(1.) THE following questions have been, at the instance of the Revenue referred to us by the Tribunal, Cochin Bench:
(2.) DURING the accounting year relevant to the asst. year 1978 79, the assessee company which was a non resident company expended Rs. 1,38,520 for payment to I.C.I.C.I., Billimoria & Co., and Menon & Menon for professional services rendered in regard to the steps taken for compliance with s. 29 and other provisions of the Foreign Exchange Regulation Act, 1973. This expenditure is referred to by the assessee as " dilution expenses " for Indianisation of the foreign holding as required under the said Act.
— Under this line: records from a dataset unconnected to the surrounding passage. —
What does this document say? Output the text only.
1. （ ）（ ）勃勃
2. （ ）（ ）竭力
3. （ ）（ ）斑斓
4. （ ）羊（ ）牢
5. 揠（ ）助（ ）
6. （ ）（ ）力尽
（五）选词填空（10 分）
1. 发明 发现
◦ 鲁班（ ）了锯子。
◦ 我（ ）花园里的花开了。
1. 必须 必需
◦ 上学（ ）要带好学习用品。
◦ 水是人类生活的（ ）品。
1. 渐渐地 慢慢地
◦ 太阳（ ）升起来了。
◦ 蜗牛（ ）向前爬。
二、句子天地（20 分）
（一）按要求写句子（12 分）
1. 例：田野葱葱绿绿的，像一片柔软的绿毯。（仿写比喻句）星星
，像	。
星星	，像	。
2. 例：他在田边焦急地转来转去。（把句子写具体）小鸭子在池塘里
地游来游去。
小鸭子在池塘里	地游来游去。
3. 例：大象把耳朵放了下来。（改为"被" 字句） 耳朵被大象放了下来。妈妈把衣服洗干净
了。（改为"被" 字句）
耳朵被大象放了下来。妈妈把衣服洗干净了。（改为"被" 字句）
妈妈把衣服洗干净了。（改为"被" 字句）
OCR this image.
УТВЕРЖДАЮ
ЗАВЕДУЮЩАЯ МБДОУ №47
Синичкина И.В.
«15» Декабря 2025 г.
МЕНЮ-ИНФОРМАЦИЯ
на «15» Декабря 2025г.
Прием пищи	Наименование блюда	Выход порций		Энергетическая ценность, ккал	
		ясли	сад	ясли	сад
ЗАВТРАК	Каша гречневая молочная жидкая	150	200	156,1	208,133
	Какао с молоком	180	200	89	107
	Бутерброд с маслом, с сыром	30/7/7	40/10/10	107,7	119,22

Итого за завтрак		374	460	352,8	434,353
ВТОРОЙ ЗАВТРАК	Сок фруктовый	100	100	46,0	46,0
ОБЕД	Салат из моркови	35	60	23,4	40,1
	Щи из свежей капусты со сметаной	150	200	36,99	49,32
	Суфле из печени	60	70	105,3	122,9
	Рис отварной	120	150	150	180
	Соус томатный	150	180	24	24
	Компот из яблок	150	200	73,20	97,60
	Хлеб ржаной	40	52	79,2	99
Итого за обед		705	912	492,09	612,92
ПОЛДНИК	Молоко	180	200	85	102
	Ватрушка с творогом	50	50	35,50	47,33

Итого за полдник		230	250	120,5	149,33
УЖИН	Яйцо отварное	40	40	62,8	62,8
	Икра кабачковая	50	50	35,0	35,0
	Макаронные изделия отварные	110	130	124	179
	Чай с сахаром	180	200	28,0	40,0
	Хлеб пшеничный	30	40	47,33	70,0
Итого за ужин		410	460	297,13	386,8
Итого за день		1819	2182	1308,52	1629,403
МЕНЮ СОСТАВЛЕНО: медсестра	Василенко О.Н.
The assessee claimed this amount as business expenditure deductible under S. 37 of the IT Act, 1961. The claim was disallowed by the officer on the ground that the so called " dilution expenses " were incurred for the purpose of transfer of equity capital held by foreign citizens to Indian citizens and such expenditure was capital expenditure and, therefore, not deductible as business expenditure. This finding was confirmed by the CIT (A). He held that the expenditure directly related to the capital structure of the company and was not business expenditure. On further appeal by the assessee, the Tribunal, relying upon certain decisions, particularly the decision of the Supreme Court in Dalmia Jain & Co. Ltd. vs. CIT (1971) 81 ITR 754 (SC), came to the conclusion, which in our view was totally unwarranted, that the expenditure in question was a business loss and not a capital expenditure. What the Supreme Court stated was that, if litigation expenditure was incurred to create or cure or perfect the assessee's title to capital, it was capital expenditure; whereas if such expenditure was incurred to protect the business of the assessee, it would be deductible as a business expenditure. The former, and not the latter, is the position in the present case.
(3.) WE direct the parties to bear their respective costs in this tax referred case.